Tuesday 25 June 2013

More on Cholesterol

I mentioned my cholesterol blood test a while back (see this entry) and I realize that I never updated on what happened next: the surgery rang me and said that the GP wanted to see me about it! This was despite having been told by them that I was NORMAL and they had confirmed no further action was required. So I asked the obvious questions "Has he seen the test result? Is this really necessary?" which was all too much for them.  Clearly they are not accustomed to people asking questions, but after two such phone calls I gave in and made an appointment with the GP.

He got off to a bad start by saying "we've had this letter from a hospital in London which asks us..." at which I said "yes, I know, I myself gave that to the nurse when I had the blood test".  (In fact I virtually had to force it on her.)  Anyway, it turns out that my overall cholesterol level had fallen and was indeed now acceptable, but the low density cholesterol (the worst sort) was 3.5 and the letter said "If LDL > 3 ..."  So we had a long chat about this - he was pretty unhappy about being asked to do something by someone else - and I agreed to take the Atorvastatin stuff for three months and then do another fasting blood test to see if it did any good.

Well, I've only finished the first month of the prescription for Atorvastatin and I'm not taking any more until I've seen the GP again.  The leaflet says that one of the possible side effects is sleeplessness; I suffered several dreadful nights whilst taking it, so I've stopped and - hey! I've been sleeping pretty well!

Monday 17 June 2013

Possible Progress

My brother reported to me recently that he had taken a few days off and visited the same place as last year at the same time.  So he did the same walks along cliffs and beaches as last year.  And he found that he was far less fit than last year and couldn't do these same activities as easily (or at all).  But according to the hospital, his kidney function is still as good now as it was last year.

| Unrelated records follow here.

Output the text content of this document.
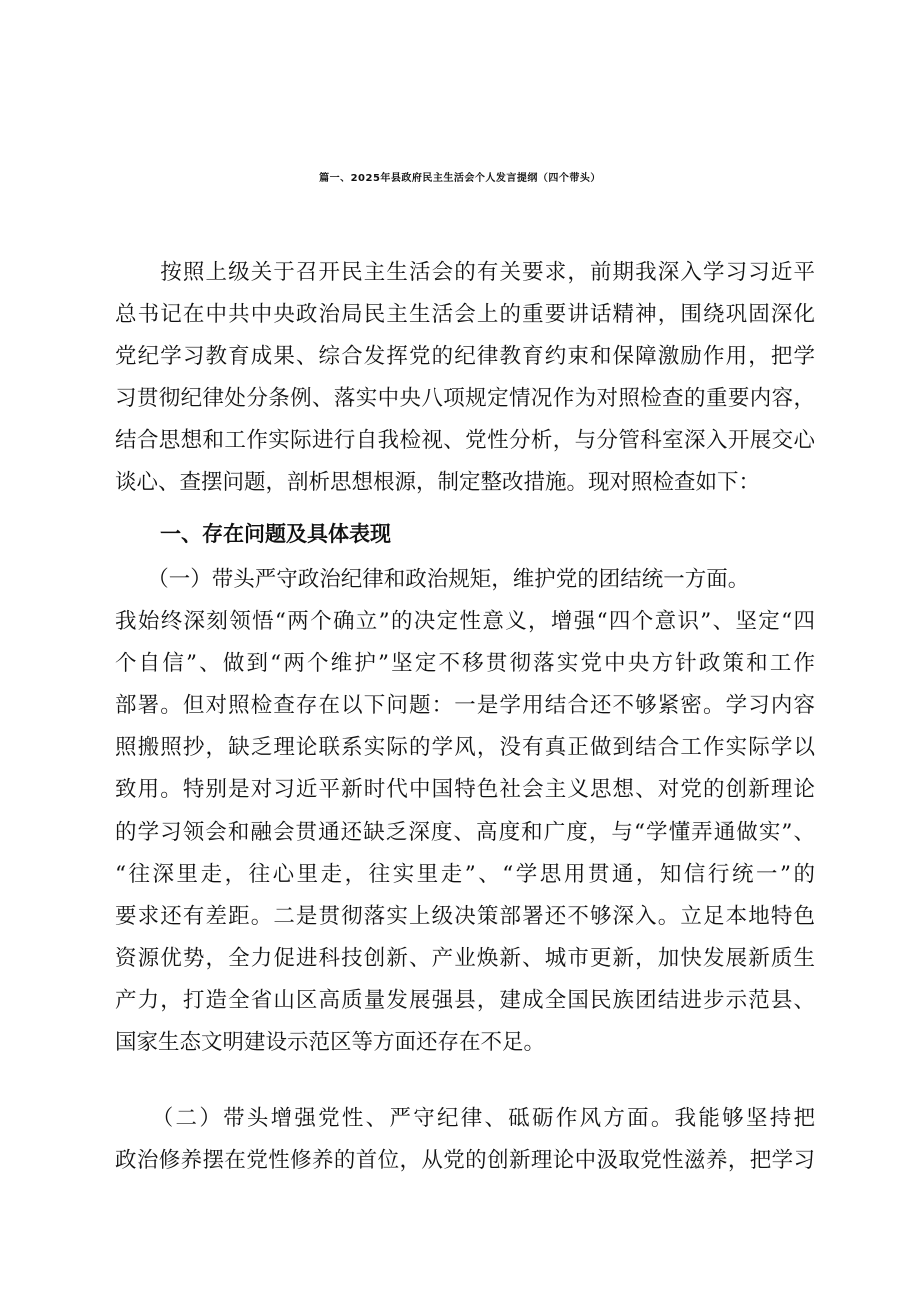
篇一、2025年县政府民主生活会个人发言提纲（四个带头）
　　按照上级关于召开民主生活会的有关要求，前期我深入学习习近平
总书记在中共中央政治局民主生活会上的重要讲话精神，围绕巩固深化
党纪学习教育成果、综合发挥党的纪律教育约束和保障激励作用，把学
习贯彻纪律处分条例、落实中央八项规定情况作为对照检查的重要内容，
结合思想和工作实际进行自我检视、党性分析，与分管科室深入开展交心
谈心、查摆问题，剖析思想根源，制定整改措施。现对照检查如下：
一、存在问题及具体表现
　　（一）带头严守政治纪律和政治规矩，维护党的团结统一方面。
我始终深刻领悟“两个确立”的决定性意义，增强“四个意识”、坚定“四
个自信”、做到“两个维护”坚定不移贯彻落实党中央方针政策和工作
部署。但对照检查存在以下问题：一是学用结合还不够紧密。学习内容
照搬照抄，缺乏理论联系实际的学风，没有真正做到结合工作实际学以
致用。特别是对习近平新时代中国特色社会主义思想、对党的创新理论
的学习领会和融会贯通还缺乏深度、高度和广度，与“学懂弄通做实”、
“往深里走，往心里走，往实里走”、“学思用贯通，知信行统一”的
要求还有差距。二是贯彻落实上级决策部署还不够深入。立足本地特色
资源优势，全力促进科技创新、产业焕新、城市更新，加快发展新质生
产力，打造全省山区高质量发展强县，建成全国民族团结进步示范县、
国家生态文明建设示范区等方面还存在不足。
　　（二）带头增强党性、严守纪律、砥砺作风方面。我能够坚持把
政治修养摆在党性修养的首位，从党的创新理论中汲取党性滋养，把学习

Now the kidney disease is the only thing wrong with him, so what's going on here? Why is he feeling worse when they say his condition has not changed?  They haven't given him an answer, but there is now a suggestion from his consultant that as his quality of life is reducing, perhaps he should be given the choice of electing to have the transplant sooner rather than later.   His eGFR is still hovering at or above the level where they would recommend the transplant but it seems that, in his case, they will accept the evidence of the reduced "quality of life" and ignore the eGFR figure.  So, we could be back at the starting gate, looking at a possible operation in about October this year, by the sounds of it. I'm trying not to get worked up over this - they have changed their mind before so, until their team meeting agrees, I won't make any plans.

I once did a parachute jump.  After training, I actually found it quite easy to get in the aircraft and we taxied out; I was committed and accepted the imminent event calmly.  The decision had already been made and I wasn't reconsidering at that stage, just like now.  Then at 2,000ft I waited my turn, and then did all the right things when the jump master shouted at me.  I think that was the military part of me, responding to training and not looking down as I stood at the exit from the aircraft.  In the same way, when I had my colonoscopy (see this entry), I just accepted the treatment and didn't worry at all about what these professionals were going to do to me, or the possible outcomes.

In any case, I think my approach is to take it as a decision made and look only at the practical issues.  Perhaps I should think of it as though I was the one who was ill? In that case I accept that it has to happen somewhen; then my military training clicks in, I ignore the personal thoughts and just do what is needed.